The Last Invitation (50)
“I told you there was a price associated with my assistance. Confidentiality. Dedication. Commitment.”
Jessa made that her personal vow. “I remember and intend to give you all three.”
“Let’s hope that’s true.”
Jessa’s brain shifted into overdrive. She tried to think of a way to ease Retta’s fears and get back on her good side. “If you want, I could misdirect Gabby. Meet her and point her back to suicide, away from the Foundation.”
Retta wore an unreadable expression. “Neither the Foundation nor the group behind the Foundation had anything to do with Baines’s death. His death has nothing to do with our work.”
This just got worse and worse. “Oh . . . right. I thought, but I can . . .”
“Ignore that reporter, Jessa. Talking the way he does, I doubt he’ll be a problem much longer.”
Chapter Forty-Two
Gabby
Two days later, when Gabby got the text from Jessa about meeting again, she almost ignored it. They didn’t have a lot to say to each other, and Gabby hated being near Jessa. Something about her drove Gabby to lay out every fault and jump up and down on them. It was rude and unnecessary, especially because Jessa wasn’t going to change . . . but she was punctual.
They met on the sidewalk out front of the coffee place Gabby liked. A different one from where they’d met last time.
She’d arranged to meet Rob at the same spot later. Since last time, she’d looked over every piece of paper he’d given her and was ready to talk. She’d also read articles about Tami. Seen their engagement photo. Felt the loss of a woman she’d never known.
Rob had to be trapped in a grief spiral. She knew how profound a shocking loss could be. But believing the words and having them be true were two different things. She’d originally suspected the former was at play, but now she feared the latter.
Gabby and Jessa walked to a small table on the patio out front without saying a word. Jessa finally broke the silence. “This is a courtesy meeting.”
Good Lord. “I will never understand you.”
Jessa made a strangled sound. “What is your problem this time?”
That fast Gabby flipped into offensive strike mode. The urge to lash out and take Jessa down swamped her. “With you? Do you want the list or are you looking for an abridged version?”
“Because you’re so freaking perfect.”
That stopped her. Jessa wasn’t wrong. Gabby didn’t exactly have the high road. She’d made plenty of mistakes, but the similarities between them ended there. She refused to believe otherwise. “I never pretended to be.”
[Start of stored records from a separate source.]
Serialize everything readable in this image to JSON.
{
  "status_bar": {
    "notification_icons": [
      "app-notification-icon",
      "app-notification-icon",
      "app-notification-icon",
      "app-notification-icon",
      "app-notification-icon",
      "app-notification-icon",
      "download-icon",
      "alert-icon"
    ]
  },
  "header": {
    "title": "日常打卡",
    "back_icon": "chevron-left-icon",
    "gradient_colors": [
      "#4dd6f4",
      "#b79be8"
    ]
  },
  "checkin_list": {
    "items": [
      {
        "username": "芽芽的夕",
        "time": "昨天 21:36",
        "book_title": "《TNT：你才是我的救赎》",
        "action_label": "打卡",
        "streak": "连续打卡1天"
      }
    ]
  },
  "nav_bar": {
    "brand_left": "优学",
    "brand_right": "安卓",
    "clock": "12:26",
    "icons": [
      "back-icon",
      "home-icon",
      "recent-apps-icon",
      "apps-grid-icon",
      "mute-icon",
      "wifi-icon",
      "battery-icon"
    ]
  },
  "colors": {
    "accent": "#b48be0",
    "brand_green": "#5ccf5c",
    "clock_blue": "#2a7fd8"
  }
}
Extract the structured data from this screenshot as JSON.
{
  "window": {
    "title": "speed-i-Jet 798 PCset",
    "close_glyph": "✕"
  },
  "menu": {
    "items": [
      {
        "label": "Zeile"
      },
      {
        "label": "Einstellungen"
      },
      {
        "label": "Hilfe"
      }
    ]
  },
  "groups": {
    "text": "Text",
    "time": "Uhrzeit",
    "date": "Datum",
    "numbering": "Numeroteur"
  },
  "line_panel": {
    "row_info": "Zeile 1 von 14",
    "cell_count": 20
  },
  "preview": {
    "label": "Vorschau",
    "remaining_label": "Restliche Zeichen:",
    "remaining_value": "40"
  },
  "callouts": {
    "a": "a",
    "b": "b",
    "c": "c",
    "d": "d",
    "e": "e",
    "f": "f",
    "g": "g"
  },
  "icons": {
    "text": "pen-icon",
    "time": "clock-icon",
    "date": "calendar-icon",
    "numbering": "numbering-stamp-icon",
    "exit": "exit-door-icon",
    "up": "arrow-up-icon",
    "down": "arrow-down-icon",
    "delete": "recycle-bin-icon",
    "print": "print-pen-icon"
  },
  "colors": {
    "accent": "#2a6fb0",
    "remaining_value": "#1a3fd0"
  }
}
“Guess the rumor about how you gave in to your attraction to your brother-in-law and engaged in a fling does suggest you screw up now and then. Literally.” Jessa smiled as she shook her head. “You should know that bit of gossip provided the law office with hours of speculation and amusement. Trying to figure out how you hid it, how you strung both men along. The logistics.”
Don’t react. Gabby repeated the refrain over and over until it echoed through her entire body.
“I thought you didn’t hear anything about my case at the firm,” Gabby said, desperate to bring balance back to the conversation and gain the control position. “See, this is what happens. You lie, you get caught. You get that look on your face. That one.” Gabby pointed at Jessa’s strained expression. “Then you crawl out of the hole by throwing other people in it.”
“You wonder why no one liked you in law school,” Jessa mumbled.
“That kind of childish taunting stopped working on me in junior high. We both know I had friends. We sat around and talked about how you magically passed criminal law after failing the midterm. Two tests in the class and you failed one, yet you ended up with an A.” Every conversation seemed to bring them to a new, hateful low. Gabby despised who she was with Jessa and how the fury welled inside her and fought to break out. “Quite impressive.”
“I studied.”
One time. Gabby made a silent promise that she’d say this one time then let it go. She was closing in on forty and too old for this nonsense. “You stole the test, and when things got hot, you blamed someone else. What was his name? Grant? I can’t remember because you got him expelled, the poor bastard.”
“He cheated, not me.” Jessa’s words stayed calm, but she started to shift in the small chair.
All of it. Gabby decided to tell it all. To let Jessa know what shaped the negative view of her. “Then there were your private lessons with our contracts professor. Those certainly seemed to help your grade.”
“What are you insinuating?”
Oh my God. “That you slept with him for a good grade. Wasn’t that clear?”
“Sex shaming?” Jessa slipped into a chastising tone. “Really, Gabby? From you?”
“I don’t care who you slept with or why.” And that was the truth. Gabby didn’t have a problem with sex and clearly had made some questionable choices on that score in her life. She didn’t judge others for that. “It was your condescending ‘I get this class better than anyone else’ bullshit. Strutting around like you were a genius when, in reality, you got an early peek at the test at the professor’s house. That’s a pattern with you. All that lying and cheating. It makes me wonder why you really left your first law firm. Did your partners catch you doing something very bad?”